Com o pincel em punho e a alma à solta,
O artista sorri, a criação o exalta.
“Hoje pinta o sol!” ele grita na bruma,
Mas a tela em branco, oh, como se esfuma!
(Mesmo fumo do tabaco, fosse espuma ou bengala!)
Cores dançam vivas numa valsa encantada,
Escondendo nas sombras a vida cansada.
Que geme imperiosa, sagrada, uma linda toada!
“Que importa?” diz ele, “a ilusão é o meu bem,
Sou maestro do riso, sou canto também!”
Sou canto e encanto, tudo isso é meu ser,
Felicidade a minha, observar sem ver,
Todos esses seres infelizes que precisam de olhos para ver
Enquanto eu, apenas fecho os olhos para viver!
Num café barulhento, um amigo a sorrir,
Observa a paleta e lhe diz a partir:
“Que belo este quadro, mas o quê que encerra?

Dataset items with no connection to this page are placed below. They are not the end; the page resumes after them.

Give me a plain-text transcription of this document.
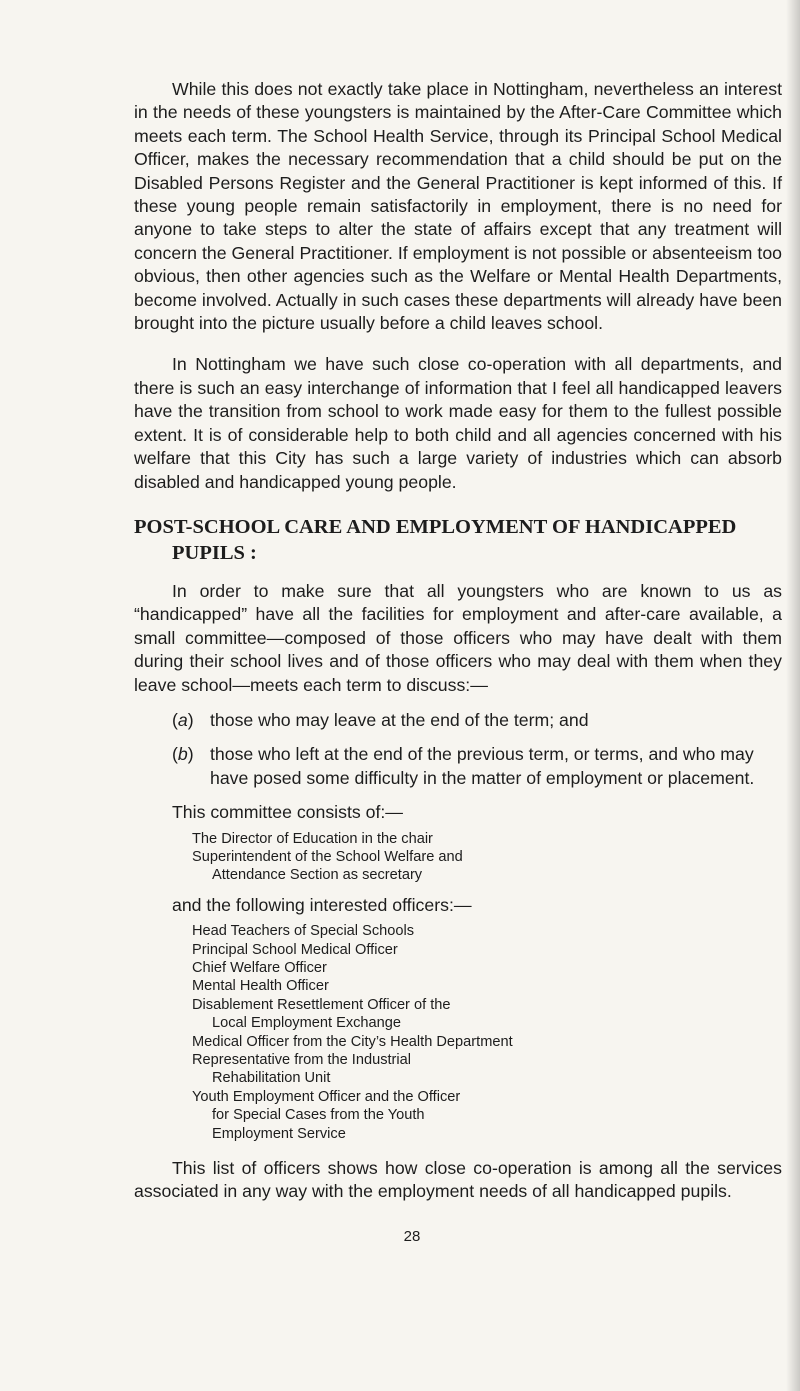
While this does not exactly take place in Nottingham, nevertheless an interest in the needs of these youngsters is maintained by the After-Care Committee which meets each term. The School Health Service, through its Principal School Medical Officer, makes the necessary recommendation that a child should be put on the Disabled Persons Register and the General Practitioner is kept informed of this. If these young people remain satisfactorily in employment, there is no need for anyone to take steps to alter the state of affairs except that any treatment will concern the General Practitioner. If employment is not possible or absenteeism too obvious, then other agencies such as the Welfare or Mental Health Departments, become involved. Actually in such cases these departments will already have been brought into the picture usually before a child leaves school.

In Nottingham we have such close co-operation with all departments, and there is such an easy interchange of information that I feel all handicapped leavers have the transition from school to work made easy for them to the fullest possible extent. It is of considerable help to both child and all agencies concerned with his welfare that this City has such a large variety of industries which can absorb disabled and handicapped young people.

POST-SCHOOL CARE AND EMPLOYMENT OF HANDICAPPED
PUPILS :

In order to make sure that all youngsters who are known to us as “handicapped” have all the facilities for employment and after-care available, a small committee—composed of those officers who may have dealt with them during their school lives and of those officers who may deal with them when they leave school—meets each term to discuss:—

(a) those who may leave at the end of the term; and
(b) those who left at the end of the previous term, or terms, and who may have posed some difficulty in the matter of employment or placement.

This committee consists of:—

The Director of Education in the chair
Superintendent of the School Welfare and
Attendance Section as secretary

and the following interested officers:—

Head Teachers of Special Schools
Principal School Medical Officer
Chief Welfare Officer
Mental Health Officer
Disablement Resettlement Officer of the
Local Employment Exchange
Medical Officer from the City’s Health Department
Representative from the Industrial
Rehabilitation Unit
Youth Employment Officer and the Officer
for Special Cases from the Youth
Employment Service

This list of officers shows how close co-operation is among all the services associated in any way with the employment needs of all handicapped pupils.

28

Cadê o cotidiano na festa que erra?”
Contempla este quadro a paz ou a guerra?
Talvez um campo florido, ou pândegos na taberna!
E riem os dois, ergue um copo reluzente,
Enquanto o artista busca o gesto presente.
Maravilhar ânimos, a vida em cor,
Cada traço, um passo, um pedacinho de amor.
Amor esse que engana, mas nunca chama!
E quando está em chama, nunca engana!
Então, num segundo, ele jorra mais tinta,
Mistura na paleta a vida que se despinta.
“Olha, querido amigo, a beleza na dor,
Pois a arte é viver, e viver é amor!”
"Amor é tinta que pinta sem se ver! -
Dizia Camões ou parecido dizer!"
A simplicidade surge como o sol a brilhar,
Na tela a verdade se começa a formar.
O azul das esperanças, o verde das flores,
A vida é um quadro pintado em amores.
Mas na calada ela revela, bem mais cores!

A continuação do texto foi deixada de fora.